Tunisia NAT 1
- Country: Tunisia
- Broadcast area: Tunisia; Middle East; North Africa; European Union;
- Headquarters: Tunis, Tunisia

Programming
- Language: Arabic
- Picture format: 1080i HDTV (downscaled to 576i for the SD feed)

Ownership
- Owner: Télévision Tunisienne
- Sister channels: El Watania 2

History
- Launched: 31 May 1966; 60 years ago
- Former names: RTT (1966–1983) RTT 1 (1983–1992) TV7 (1992–1997) Tunis 7 (1997–2008) Tunisie 7 (2008–2011) El Watania 1 (2011–present)

Links
- Website: www.watania1.tn

= El Watania 1 =

Tunisian public television channel

El Watania 1, also known as Télévision Tunisienne 1, is the first Tunisian public national television channel. It is owned and operated by Télévision Tunisienne (formerly ERTT). Formerly named RTT (1966–1983), RTT 1 (1983–1992), TV7 (1992–1997), Tunis 7 (1997–2008), Tunisie 7 (2008–2011), it has been known as El Watania 1 since 2011.

==History==
The first televised broadcast in Tunisia dates from December 15, 1963 on the occasion of the solemn celebration of the evacuation of Bizerte; the retransmission is carried out with the technical assistance of Italian television. In 1964, Mohamed Mzali was appointed general manager of the RTT (Radiodiffusion-Télévision Tunisienne) and was responsible for launching national television. In October of the same year, the RTT retransmitted from Bizerte the congress of the Destourian Socialist Party, the presentation of which was entrusted to Malika Ben Khamsa.

The first experimental broadcast, which took place on October 1, 1965 for an hour and a quarter, was accessible to the inhabitants of Tunis and its suburbs using the Boukornine VHF transmitter which broadcast Italian television programs. On October 29 of the same year, a second experimental session lasted two and a quarter hours.

Each time, music or plays were broadcast live. On October 31, the experimental services broadcast the first football match in its history live from the Chedly-Zouiten Stadium. During the three experimental sessions, the Italian broadcasts are temporarily interrupted.

From January 7, 1966, with the commissioning of the Zaghouan transmitter, broadcasts were more regular and the Tunisian press began to publish the RTT program schedule, alongside that of Italian television.
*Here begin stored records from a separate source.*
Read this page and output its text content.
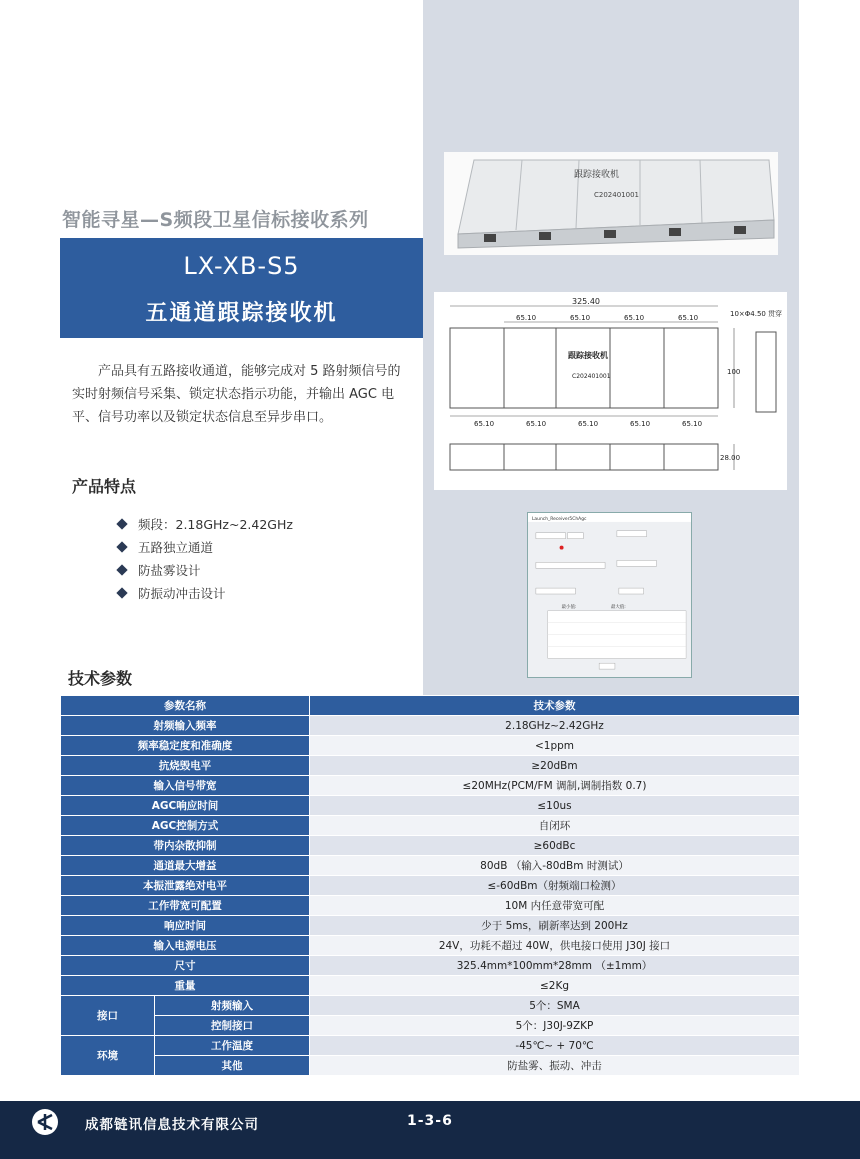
智能寻星—S频段卫星信标接收系列
LX-XB-S5
五通道跟踪接收机

产品具有五路接收通道，能够完成对 5 路射频信号的实时射频信号采集、锁定状态指示功能，并输出 AGC 电平、信号功率以及锁定状态信息至异步串口。

产品特点
频段：2.18GHz~2.42GHz
五路独立通道
防盐雾设计
防振动冲击设计
技术参数
跟踪接收机
C202401001
325.40
65.10	65.10	65.10	65.10	10×Φ4.50 贯穿
跟踪接收机
C202401001
100
65.10	65.10	65.10	65.10	65.10
28.00
Launch_Receiver5ChAgc
最小值:	最大值:
参数名称		技术参数
射频输入频率		2.18GHz~2.42GHz
频率稳定度和准确度		<1ppm
抗烧毁电平		≥20dBm
输入信号带宽		≤20MHz(PCM/FM 调制,调制指数 0.7)
AGC响应时间		≤10us
AGC控制方式		自闭环
带内杂散抑制		≥60dBc
通道最大增益		80dB （输入-80dBm 时测试）
本振泄露绝对电平		≤-60dBm（射频端口检测）
工作带宽可配置		10M 内任意带宽可配
响应时间		少于 5ms，刷新率达到 200Hz
输入电源电压		24V，功耗不超过 40W，供电接口使用 J30J 接口
尺寸		325.4mm*100mm*28mm （±1mm）
重量		≤2Kg
接口	射频输入	5个：SMA
	控制接口	5个：J30J-9ZKP
环境	工作温度	-45℃~ + 70℃
	其他	防盐雾、振动、冲击
成都链讯信息技术有限公司	1-3-6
On May 31 of the same year, Tunisian Television, known as RTT (إ ت ت), was officially inaugurated by President Habib Bourguiba. The first announcer to appear on screen in its regular broadcasts was Naziha Maghrebi, whose first appearance was plagued by a small technical issue where the image was upside-down for a few seconds. In 1967, a year after its birth, Tunisian Television broadcast three hours of programs a day: two are in Arabic and one in French. In this context, it is developing cooperation with French-speaking television, in particular Télévision Suisse Romande, which provided it with programs and welcomed trainees in its Geneva studios.
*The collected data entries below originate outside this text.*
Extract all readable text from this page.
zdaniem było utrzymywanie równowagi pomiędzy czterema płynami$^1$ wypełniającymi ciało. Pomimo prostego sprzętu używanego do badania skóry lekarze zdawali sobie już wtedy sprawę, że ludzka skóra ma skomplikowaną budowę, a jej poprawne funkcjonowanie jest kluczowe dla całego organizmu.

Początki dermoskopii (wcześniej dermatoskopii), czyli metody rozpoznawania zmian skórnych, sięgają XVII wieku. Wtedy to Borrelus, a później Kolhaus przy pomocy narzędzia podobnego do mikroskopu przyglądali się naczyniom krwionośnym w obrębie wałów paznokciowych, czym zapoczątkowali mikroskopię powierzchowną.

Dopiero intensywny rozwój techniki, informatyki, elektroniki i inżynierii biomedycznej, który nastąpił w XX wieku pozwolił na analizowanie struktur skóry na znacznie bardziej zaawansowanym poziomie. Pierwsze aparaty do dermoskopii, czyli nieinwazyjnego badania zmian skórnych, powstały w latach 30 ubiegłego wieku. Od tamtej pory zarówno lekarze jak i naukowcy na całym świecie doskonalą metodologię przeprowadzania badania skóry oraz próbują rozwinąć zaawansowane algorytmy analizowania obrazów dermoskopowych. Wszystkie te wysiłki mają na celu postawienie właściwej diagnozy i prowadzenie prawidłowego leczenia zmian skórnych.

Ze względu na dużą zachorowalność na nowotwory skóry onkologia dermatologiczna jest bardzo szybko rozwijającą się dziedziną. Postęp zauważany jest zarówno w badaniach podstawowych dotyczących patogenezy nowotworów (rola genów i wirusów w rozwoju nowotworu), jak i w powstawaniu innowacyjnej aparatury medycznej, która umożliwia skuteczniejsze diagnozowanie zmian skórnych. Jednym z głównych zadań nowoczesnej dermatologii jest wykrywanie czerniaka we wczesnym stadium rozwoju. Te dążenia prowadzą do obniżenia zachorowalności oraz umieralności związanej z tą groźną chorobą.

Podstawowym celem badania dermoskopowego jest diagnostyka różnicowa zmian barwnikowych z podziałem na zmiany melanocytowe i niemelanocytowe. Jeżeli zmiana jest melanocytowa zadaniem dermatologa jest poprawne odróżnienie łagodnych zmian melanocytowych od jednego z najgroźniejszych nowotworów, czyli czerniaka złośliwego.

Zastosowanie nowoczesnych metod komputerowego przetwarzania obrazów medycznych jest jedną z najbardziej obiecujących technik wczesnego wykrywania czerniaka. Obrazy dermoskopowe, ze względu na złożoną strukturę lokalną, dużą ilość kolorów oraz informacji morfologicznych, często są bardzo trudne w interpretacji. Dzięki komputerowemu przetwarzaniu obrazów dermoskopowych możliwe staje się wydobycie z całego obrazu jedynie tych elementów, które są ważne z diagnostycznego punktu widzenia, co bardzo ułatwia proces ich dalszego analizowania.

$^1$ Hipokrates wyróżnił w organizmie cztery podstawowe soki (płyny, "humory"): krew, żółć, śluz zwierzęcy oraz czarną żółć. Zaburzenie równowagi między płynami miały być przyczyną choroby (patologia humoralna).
The same year, it broadcasts and retransmits on Mediterranean television the 1967 Mediterranean Games organized in Tunisia. During the first two years of broadcasts, not having a video recorder, the RTT broadcasts its programs, including fiction, live.

The first production vans for color production were acquired in 1975; the channel began to produce color programs at the end of 1976. In 1977, it broadcast in color the 1977 FIFA World Youth Championship organized in Tunis. In June of the same year, the film laboratory of the RTT began to develop color films. The sale of color television sets skyrocketed during the 1978 FIFA World Cup, where Tunisia took part. RTT was renamed RTT 1 in 1983, following the creation of RTT 2. Television advertising started in December 1987.

With the change in the presidency of the republic on November 7, 1987, the channel became TV7 (قناة 7) in 1992, then Tunis 7 in 1997. The regime then intended, through this choice, to associate television with the new political configuration that gets ready. On May 23, 2008, Tunis 7 took the French name of Tunisie 7 until the fall of President Zine el-Abidine Ben Ali.